Biyolojik örneklerin taşınmasında enerji tüketiminin yüksekliği ve çevresel etkiler de önemli bir sorun teşkil ediyor. Geleneksel yöntemlerde kullanılan enerji yoğun dondurucular ve soğutucular, büyük miktarda karbon salınımına neden oluyor. Atelerix’in çözümü, enerji tüketimini ve karbon emisyonlarını önemli ölçüde azaltarak daha çevreci bir alternatif sunuyor. Şirketin verilerine göre, teknoloji bir sevkiyat sırasında karbon salınımını %99,7 oranında azaltabiliyor.
Yatırımcılar da bu teknolojinin vaat ettiği potansiyele dikkat çekiyor. ACF Investors’dan Sam Fennell, “Atelerix’in yenilikçi platform teknolojisi, güçlü fikri mülkiyet portföyü ve hızla büyüyen müşteri tabanı, şirketi sürdürülebilir lojistik çözümlere olan talebi karşılamada güçlü bir konuma yerleştiriyor.” dedi. o2h Ventures CEO’su Sunil Shah ise teknolojiyi test ettiklerini belirterek, “Hindistan’daki test sırasında 5 günlük bir gümrük gecikmesine rağmen hücrelerin %40’ı hayatta kaldı. Bu oldukça etkileyici bir sonuç.” şeklinde konuştu.

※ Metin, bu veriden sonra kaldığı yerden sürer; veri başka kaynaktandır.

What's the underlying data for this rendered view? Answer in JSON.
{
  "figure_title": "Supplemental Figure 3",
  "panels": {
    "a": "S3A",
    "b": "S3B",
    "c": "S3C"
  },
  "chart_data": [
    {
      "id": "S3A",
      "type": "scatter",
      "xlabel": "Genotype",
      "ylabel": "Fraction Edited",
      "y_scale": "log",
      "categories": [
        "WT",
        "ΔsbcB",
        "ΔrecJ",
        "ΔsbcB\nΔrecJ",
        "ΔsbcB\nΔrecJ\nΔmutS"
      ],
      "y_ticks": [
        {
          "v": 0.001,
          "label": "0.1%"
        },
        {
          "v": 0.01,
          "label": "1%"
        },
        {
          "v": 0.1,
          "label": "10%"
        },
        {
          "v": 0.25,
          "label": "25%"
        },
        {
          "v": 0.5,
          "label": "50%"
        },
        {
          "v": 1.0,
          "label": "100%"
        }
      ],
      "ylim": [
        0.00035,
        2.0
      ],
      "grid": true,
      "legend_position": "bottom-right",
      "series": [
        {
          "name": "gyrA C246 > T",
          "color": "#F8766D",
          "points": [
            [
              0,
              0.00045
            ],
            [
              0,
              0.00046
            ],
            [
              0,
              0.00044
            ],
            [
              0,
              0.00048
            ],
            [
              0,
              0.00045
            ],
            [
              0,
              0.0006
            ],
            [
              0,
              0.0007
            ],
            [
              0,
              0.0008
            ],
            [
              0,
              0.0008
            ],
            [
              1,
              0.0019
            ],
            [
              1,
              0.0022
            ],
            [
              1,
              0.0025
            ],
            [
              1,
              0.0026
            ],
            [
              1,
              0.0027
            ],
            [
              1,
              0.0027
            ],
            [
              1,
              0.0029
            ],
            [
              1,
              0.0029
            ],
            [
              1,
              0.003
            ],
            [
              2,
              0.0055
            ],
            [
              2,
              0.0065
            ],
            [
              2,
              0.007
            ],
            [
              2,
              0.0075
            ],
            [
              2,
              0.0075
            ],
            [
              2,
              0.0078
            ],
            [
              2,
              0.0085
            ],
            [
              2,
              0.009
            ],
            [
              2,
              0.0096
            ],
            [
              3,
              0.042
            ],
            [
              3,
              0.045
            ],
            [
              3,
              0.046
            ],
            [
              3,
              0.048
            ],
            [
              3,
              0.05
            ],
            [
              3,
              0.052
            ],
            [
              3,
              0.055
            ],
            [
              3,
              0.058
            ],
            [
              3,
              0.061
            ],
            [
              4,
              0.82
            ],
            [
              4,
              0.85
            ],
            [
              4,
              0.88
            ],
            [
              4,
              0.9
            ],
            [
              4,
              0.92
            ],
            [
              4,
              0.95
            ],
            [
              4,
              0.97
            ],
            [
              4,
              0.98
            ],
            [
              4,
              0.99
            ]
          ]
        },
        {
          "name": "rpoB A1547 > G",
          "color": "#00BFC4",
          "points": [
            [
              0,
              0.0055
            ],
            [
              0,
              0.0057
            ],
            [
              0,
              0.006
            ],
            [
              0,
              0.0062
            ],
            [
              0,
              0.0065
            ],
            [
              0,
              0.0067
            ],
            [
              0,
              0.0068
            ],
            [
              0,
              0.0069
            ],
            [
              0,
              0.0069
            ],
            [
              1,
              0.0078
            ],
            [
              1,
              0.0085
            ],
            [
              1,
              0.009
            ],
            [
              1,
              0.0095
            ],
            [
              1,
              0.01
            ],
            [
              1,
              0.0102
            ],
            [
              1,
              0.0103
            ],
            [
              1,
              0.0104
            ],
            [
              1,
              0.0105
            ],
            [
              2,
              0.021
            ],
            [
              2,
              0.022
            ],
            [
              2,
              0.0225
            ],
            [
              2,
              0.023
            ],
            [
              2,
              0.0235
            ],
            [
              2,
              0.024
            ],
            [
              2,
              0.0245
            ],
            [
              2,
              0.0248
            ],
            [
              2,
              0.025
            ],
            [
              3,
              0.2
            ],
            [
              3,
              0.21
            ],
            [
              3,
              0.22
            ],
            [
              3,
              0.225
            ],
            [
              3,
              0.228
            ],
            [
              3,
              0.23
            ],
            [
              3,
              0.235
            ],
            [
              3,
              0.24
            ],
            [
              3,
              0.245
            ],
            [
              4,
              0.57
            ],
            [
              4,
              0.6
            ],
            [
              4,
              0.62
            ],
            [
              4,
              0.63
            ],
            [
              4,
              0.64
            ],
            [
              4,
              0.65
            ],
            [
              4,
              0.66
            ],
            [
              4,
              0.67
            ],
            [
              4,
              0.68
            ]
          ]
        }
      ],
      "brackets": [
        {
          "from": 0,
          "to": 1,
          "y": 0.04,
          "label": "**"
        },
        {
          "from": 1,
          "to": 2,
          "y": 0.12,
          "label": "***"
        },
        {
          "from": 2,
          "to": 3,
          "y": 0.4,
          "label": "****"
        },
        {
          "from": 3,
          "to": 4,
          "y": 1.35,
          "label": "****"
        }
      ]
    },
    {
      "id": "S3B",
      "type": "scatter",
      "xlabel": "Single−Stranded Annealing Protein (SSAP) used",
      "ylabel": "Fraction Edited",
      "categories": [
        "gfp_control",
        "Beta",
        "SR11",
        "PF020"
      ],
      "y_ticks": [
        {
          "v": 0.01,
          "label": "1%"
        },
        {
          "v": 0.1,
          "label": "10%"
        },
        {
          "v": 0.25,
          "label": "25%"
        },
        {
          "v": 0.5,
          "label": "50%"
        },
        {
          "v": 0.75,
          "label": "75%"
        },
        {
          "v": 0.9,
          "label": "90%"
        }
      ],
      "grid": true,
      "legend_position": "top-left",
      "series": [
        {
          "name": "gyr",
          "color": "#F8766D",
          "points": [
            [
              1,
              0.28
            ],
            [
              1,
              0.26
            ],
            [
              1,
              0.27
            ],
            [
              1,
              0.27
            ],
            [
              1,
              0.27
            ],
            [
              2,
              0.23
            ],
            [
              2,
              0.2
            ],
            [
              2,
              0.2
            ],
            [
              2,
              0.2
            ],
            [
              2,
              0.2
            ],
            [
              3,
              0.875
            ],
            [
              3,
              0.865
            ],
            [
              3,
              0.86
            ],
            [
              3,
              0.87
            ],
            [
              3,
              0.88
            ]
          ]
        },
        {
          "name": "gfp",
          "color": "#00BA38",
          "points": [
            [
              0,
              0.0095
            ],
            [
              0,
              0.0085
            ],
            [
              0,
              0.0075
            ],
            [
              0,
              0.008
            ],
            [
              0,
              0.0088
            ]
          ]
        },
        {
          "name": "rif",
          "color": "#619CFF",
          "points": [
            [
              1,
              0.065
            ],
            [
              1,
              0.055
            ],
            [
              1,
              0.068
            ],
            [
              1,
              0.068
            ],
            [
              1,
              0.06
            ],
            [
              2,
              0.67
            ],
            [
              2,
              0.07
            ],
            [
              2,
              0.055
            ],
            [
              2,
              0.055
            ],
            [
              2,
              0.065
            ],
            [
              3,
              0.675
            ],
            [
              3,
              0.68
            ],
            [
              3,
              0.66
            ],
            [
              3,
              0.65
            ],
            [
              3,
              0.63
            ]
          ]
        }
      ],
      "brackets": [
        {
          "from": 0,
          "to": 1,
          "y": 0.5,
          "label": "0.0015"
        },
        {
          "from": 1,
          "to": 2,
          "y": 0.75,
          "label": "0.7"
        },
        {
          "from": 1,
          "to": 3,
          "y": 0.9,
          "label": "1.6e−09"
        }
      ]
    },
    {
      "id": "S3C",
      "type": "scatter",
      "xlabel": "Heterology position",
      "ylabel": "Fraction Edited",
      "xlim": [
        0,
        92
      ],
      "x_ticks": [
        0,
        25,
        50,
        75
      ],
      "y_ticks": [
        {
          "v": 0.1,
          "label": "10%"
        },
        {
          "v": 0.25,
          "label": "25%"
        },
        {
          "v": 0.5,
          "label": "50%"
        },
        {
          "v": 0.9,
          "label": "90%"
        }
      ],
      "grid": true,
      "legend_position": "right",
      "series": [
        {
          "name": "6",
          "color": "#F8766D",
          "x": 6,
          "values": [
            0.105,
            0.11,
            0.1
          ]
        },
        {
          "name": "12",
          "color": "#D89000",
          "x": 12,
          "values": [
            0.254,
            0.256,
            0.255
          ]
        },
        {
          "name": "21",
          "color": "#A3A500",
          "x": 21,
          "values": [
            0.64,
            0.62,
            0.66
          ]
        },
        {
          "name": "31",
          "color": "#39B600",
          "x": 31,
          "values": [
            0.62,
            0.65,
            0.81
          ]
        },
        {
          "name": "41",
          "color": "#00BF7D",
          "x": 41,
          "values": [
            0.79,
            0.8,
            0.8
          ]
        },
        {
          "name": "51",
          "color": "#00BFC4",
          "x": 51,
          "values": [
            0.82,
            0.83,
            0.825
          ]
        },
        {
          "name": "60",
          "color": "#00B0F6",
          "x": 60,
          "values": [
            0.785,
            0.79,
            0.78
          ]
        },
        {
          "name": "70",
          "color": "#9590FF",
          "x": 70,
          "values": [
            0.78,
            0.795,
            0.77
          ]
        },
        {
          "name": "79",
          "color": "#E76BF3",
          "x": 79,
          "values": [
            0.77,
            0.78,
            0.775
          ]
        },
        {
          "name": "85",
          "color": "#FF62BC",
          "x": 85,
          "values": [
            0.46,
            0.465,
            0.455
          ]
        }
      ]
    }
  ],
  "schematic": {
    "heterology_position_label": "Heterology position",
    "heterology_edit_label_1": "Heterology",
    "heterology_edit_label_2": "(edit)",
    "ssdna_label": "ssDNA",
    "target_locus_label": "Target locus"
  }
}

Şirket, aldığı bu yeni yatırımla ürünün erken dönem kullanıcılarını müşterilere dönüştürmeyi ve teknolojisini daha geniş bir ticari ölçeğe taşımayı hedefliyor. Atelerix, geliştirdiği bu çözümle ilaç ve hücre terapisi geliştirme süreçlerindeki tıkanıklıkları gidermeyi amaçlıyor.